Bath director of rugby Sir Ian McGeechan has backed a move to a 14-team Premiership and a five-year freeze on relegation "for the good of rugby".
The former Lions coach believes a new format incorporating Worcester and Bristol to the top tier would create long-term stability for the game.
He told BBC Points West: "There's only certain teams that feel they're in a position to be in the Premiership.
"If it's 13 or 14 teams then we should bring that group together."
At present, the bottom team at the end of the Premiership season is relegated and replaced by the team that wins the Championship play-offs, but the competition structure of the sport has come under scrutiny.
Currently, few Championship clubs have a chance of gaining Premiership status because of ground regulations, and some clubs have claimed that long-term investment by promoted clubs is stifled by the threat of the drop back to the Championship.
Worcester are 21-12 ahead against Cornish Pirates after the first leg of their Championship play-off final, but an aggregate win for the Pirates would mean a relegation reprieve for Leeds, as the Cornish side's ground does not meet top flight criteria.
"I think the professional game is still learning to be a business and support itself as a business," continued McGeechan. "They probably shouldn't do relegation.
"If more than 12 teams are capable [of being in the Premiership] then we should say; 'you've got five years to build a business plan and work as a group', and they should change the league format slightly if they have to.
"I think it also takes the pressure off the Championship clubs and their finances and expenditure. I think you need core stability all the way down the leagues not just in the Premiership - I think for the good of rugby."
But the Rugby Football Union said in April 2010 that they would block any plans to expand the English Premiership and that the structure would remain in place until 2016.
Defenders of the current system believe such a change to the structure would leave clubs outside the top flight with little to aspire to, and that relegation and promotion generate excitement within the game, particularly in the closing weeks of the campaign - as demonstrated this season by Leeds and Newcastle's dramatic battle to avoid the drop.
But McGeechan argues: "It's fine having all the excitement of promotion and relegation or whatever on the last weekend, but it doesn't bring huge numbers to watch the games that wouldn't be there whether it was there or not.

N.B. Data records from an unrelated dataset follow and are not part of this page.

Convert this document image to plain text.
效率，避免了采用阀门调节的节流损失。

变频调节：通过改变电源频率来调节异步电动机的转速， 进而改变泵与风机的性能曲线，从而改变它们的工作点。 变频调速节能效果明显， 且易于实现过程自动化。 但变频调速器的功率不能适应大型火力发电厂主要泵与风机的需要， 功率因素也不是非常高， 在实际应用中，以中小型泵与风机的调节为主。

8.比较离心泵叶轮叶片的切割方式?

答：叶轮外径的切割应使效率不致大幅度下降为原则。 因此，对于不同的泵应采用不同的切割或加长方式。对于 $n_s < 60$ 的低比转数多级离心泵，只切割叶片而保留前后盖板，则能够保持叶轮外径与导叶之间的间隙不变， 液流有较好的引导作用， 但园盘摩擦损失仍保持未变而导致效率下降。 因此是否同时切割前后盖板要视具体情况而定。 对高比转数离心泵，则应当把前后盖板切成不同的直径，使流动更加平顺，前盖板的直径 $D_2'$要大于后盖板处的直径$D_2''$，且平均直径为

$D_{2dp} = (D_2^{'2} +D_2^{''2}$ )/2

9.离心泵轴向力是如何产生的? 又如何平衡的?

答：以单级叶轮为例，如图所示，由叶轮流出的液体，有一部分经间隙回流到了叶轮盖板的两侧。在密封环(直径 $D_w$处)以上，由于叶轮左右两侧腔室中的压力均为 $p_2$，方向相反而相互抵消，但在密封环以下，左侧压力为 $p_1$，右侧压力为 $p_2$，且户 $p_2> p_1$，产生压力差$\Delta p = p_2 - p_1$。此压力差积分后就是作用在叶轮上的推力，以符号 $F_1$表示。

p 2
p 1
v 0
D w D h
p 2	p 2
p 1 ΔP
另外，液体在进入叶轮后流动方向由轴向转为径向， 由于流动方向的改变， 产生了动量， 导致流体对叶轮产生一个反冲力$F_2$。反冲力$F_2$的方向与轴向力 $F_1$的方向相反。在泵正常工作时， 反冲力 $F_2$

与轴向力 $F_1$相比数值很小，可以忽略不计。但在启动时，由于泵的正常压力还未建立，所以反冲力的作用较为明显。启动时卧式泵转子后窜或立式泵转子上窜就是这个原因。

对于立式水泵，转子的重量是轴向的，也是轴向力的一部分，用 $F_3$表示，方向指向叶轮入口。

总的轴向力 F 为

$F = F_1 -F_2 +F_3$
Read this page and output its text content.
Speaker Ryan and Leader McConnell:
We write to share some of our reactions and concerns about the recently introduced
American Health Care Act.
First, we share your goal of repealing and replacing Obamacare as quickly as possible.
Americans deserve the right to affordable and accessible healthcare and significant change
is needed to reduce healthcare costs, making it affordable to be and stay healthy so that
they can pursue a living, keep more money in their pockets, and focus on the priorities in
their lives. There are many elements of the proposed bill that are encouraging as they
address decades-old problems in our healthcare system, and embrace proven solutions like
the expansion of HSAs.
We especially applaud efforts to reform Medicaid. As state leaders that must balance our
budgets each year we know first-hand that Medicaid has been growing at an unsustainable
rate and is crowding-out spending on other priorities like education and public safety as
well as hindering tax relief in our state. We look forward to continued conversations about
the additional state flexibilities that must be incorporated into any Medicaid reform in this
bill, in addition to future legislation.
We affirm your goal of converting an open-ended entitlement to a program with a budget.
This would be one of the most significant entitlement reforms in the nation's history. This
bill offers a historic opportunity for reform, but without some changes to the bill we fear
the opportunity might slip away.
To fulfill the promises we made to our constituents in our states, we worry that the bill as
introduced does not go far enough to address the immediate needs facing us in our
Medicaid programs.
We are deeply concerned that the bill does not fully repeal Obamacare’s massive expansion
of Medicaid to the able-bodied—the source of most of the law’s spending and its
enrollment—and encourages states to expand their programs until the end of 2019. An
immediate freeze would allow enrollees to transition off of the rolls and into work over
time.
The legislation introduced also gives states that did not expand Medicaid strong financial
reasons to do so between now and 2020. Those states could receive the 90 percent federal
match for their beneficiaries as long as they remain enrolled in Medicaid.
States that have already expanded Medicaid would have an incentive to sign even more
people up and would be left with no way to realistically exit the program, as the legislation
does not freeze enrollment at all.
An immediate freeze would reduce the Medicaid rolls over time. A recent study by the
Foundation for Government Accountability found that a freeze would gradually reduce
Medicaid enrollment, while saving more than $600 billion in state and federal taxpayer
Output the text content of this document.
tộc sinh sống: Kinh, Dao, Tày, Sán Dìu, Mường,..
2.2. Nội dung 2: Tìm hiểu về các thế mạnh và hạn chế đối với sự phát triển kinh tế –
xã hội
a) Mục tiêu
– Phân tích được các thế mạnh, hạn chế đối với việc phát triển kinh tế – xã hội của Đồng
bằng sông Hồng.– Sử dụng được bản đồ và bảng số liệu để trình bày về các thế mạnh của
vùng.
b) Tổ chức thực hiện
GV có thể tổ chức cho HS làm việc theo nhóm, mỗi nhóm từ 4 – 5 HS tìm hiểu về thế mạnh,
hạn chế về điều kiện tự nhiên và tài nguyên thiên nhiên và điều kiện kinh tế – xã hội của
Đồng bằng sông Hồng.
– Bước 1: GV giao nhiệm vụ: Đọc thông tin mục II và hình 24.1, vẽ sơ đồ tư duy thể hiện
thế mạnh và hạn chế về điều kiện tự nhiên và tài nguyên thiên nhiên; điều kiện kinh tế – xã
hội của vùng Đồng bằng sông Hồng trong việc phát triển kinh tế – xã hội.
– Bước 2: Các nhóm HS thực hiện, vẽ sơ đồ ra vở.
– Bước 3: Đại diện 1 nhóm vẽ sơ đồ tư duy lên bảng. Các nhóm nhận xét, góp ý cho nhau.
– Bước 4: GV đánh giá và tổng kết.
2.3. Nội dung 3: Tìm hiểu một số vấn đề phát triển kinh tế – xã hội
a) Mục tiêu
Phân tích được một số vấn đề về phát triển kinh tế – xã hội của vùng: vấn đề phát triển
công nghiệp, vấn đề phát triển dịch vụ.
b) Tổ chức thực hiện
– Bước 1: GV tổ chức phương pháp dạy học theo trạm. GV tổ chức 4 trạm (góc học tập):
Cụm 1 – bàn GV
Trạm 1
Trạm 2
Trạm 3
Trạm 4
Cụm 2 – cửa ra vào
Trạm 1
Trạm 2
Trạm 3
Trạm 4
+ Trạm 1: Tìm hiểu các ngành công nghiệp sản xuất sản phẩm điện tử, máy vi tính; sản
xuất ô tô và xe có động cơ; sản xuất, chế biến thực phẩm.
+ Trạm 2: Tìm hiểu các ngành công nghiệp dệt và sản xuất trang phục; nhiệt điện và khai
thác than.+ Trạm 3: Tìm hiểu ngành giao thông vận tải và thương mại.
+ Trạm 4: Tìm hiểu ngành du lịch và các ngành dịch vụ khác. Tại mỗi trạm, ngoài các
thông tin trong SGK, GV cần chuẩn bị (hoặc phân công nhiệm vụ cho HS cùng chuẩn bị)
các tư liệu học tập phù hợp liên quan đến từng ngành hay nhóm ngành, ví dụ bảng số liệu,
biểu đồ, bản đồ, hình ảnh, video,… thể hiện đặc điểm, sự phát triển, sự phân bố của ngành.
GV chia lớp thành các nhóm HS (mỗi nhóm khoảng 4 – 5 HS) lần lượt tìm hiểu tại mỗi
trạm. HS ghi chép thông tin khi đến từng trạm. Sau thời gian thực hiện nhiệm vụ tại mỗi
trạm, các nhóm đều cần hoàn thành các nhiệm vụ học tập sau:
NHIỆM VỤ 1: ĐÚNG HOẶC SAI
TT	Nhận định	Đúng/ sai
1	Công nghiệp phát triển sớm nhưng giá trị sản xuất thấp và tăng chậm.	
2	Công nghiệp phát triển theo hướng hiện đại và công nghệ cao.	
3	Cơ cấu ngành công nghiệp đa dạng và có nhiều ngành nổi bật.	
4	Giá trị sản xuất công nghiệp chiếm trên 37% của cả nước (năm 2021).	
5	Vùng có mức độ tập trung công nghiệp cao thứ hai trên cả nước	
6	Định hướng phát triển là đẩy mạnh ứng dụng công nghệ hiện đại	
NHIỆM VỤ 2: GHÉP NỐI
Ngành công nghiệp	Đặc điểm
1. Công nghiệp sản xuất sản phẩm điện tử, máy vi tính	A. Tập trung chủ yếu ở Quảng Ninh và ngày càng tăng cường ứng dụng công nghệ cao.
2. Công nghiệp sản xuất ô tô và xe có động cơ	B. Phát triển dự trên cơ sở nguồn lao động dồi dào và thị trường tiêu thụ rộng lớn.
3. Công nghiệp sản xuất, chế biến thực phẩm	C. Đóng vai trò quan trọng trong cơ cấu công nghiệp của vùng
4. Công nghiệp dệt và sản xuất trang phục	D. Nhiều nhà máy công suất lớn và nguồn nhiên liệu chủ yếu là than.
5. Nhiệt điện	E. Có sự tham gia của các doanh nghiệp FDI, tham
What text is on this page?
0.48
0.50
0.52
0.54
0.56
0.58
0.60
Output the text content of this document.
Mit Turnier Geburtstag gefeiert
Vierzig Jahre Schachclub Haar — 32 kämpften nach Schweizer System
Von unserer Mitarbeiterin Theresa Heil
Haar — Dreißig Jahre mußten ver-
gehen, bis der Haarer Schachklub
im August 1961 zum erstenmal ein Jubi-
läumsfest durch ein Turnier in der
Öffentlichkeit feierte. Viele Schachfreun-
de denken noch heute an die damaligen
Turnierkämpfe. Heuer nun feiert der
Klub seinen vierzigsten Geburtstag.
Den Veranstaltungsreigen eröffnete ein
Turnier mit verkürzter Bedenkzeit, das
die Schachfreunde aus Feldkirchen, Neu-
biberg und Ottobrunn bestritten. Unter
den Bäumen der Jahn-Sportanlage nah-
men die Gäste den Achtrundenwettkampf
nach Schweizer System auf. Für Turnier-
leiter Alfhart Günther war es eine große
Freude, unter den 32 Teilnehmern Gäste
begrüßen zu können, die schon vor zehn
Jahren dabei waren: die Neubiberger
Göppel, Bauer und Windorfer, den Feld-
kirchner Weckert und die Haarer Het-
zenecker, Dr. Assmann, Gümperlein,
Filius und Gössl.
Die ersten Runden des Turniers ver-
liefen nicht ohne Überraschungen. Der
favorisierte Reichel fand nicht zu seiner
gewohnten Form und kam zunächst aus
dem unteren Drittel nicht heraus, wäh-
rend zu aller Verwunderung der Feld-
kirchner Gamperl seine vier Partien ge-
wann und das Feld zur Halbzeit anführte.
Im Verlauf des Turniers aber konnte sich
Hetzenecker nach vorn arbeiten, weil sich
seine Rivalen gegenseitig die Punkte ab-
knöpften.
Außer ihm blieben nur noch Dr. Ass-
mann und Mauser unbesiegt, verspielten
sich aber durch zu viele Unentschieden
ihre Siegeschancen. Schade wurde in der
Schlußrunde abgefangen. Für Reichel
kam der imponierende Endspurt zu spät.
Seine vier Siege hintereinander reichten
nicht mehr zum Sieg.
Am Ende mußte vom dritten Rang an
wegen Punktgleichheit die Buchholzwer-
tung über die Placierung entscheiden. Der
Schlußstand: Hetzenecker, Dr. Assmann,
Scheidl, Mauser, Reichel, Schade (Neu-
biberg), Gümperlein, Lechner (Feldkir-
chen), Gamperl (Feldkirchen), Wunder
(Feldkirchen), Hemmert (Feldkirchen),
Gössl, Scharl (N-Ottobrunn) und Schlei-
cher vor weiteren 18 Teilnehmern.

"I just think to give our game the best chance of succeeding as a real business with all the excitement of the sport and everything else, I just think it needs that stability."
And McGeechan insists this stability could be achieved by adding Worcester and Bristol to create a 14-team Premiership.
"Obviously clubs have to meet certain criteria and if Bristol didn't then it would be 13," he commented. "But I think we need to have these criteria, then give it that stability of having five years to make a business plan work, and the sort of investment that's needed."
Professional rugby league has embarked on system in which new additions to the Super League are given a three-year contract in the top flight, guarding them against relegation for a preliminary period.
And McGeechan says that similar changes to the structure in union could allow the sport to develop more sustainability.
"As a professional sport we're still very young, we're still learning and there are still things we can do better.
"What we want is a success for everybody, and the sport in general by having that stable development as a professional organisation," he said.